In re RM, RM, and CM, 2013 VT 78
Today’s case might be entitled the appeal that wasn’t there.
RM, RM, and CM are siblings who have had it rough. Originally raised in Winooski, the three became subject to a child in need of supervision (CHINS) petition. This process was suspended when they left the state with their mother who moved them all to Pennsylvania. Things did not work out well, and the three were sent back to an adult brother in Vermont.
Once the state found out about their return, the CHINS proceeding resumed, and mother and father stipulated to a determination that the children were CHINS. This meant that the children were put into foster care, and the state was charged with creating a permanency plan. The State’s plan was simple. Mother needed to complete four steps (including securing stable, appropriate housing and seeking mental health treatment) and the children would be reunified with her. The trial court agreed and adopted the plan, which called for a six-month time-frame.
Six months came and went, and mother had not made a great deal of progress on her goals. So the state filed to modify the plan.
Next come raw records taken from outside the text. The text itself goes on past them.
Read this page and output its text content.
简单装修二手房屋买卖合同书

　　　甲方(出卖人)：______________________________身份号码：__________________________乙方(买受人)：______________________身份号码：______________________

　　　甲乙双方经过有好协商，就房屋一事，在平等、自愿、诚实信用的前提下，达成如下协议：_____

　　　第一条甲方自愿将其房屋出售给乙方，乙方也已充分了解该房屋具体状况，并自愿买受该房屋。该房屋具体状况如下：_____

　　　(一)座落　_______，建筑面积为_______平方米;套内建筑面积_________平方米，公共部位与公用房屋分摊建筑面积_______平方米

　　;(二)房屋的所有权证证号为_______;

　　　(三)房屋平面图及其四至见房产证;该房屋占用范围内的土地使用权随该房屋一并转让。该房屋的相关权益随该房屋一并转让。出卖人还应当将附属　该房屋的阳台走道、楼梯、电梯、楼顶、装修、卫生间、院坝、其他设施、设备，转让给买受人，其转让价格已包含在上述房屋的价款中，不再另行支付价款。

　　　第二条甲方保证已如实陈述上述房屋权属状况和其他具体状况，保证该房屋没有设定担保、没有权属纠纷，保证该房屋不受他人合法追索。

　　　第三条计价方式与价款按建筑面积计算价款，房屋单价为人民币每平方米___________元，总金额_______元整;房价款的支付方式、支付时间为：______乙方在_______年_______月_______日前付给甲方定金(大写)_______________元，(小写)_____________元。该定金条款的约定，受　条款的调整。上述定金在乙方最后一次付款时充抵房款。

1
The new plan called for mother to meet the same four goals and still set reunification as the goal, but it also included a backup plan that if mother was not progressing after six months, the state would seek to terminate parental rights and find permanent foster homes.
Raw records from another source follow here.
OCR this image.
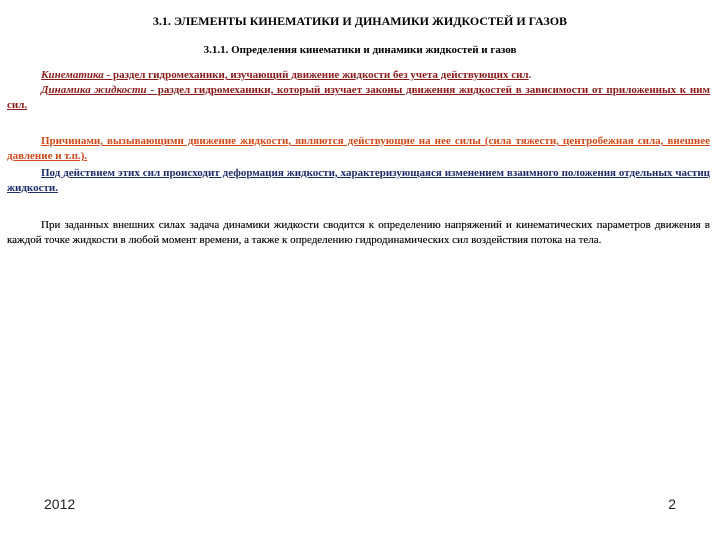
3.1. ЭЛЕМЕНТЫ КИНЕМАТИКИ И ДИНАМИКИ ЖИДКОСТЕЙ И ГАЗОВ
3.1.1. Определения кинематики и динамики жидкостей и газов

Кинематика - раздел гидромеханики, изучающий движение жидкости без учета действующих сил.
Динамика жидкости - раздел гидромеханики, который изучает законы движения жидкостей в зависимости от приложенных к ним сил.

Причинами, вызывающими движение жидкости, являются действующие на нее силы (сила тяжести, центробежная сила, внешнее давление и т.п.).

Под действием этих сил происходит деформация жидкости, характеризующаяся изменением взаимного положения отдельных частиц жидкости.

При заданных внешних силах задача динамики жидкости сводится к определению напряжений и кинематических параметров движения в каждой точке жидкости в любой момент времени, а также к определению гидродинамических сил воздействия потока на тела.

2012	2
Mother appealed this decision, and the SCOV’s first and biggest question is whether such a modification constituted a final decision, which would give rise to an appeal. The SCOV after considering the various issues involved determines that such a decision is in fact a final judgment and gives rise to an appeal. This is consistent with the SCOV’s prior permanency planning decisions and makes sense since the next step in this process will be a trial to determine which plan to follow (based mainly on the question of whether mother has met or made substantial progress on her four goals) and not a re-litigation of the plans themselves.
With this decision made, the bulk of the decision is done. The SCOV quickly notes that the trial court’s decision was supported by the evidence, which showed that the children needed a stable, permanent environment and could not sustain further jostling back and forth between mother and foster care.
In brief, it was in the best interests of the children that some permanent situation be arranged and implemented. In the face of this type of evidence, mother’s concerns that the time line was too short and was setting her up for failure are not enough to shift things the necessary conclusions.
So mother will hopefully make the changes necessary to keep her children, but as mother senses, and we can suspect given her history, this is likely not enough to overcome the momentum that arises when a dysfunctional family tries to cure itself of its ills on a narrow timeline.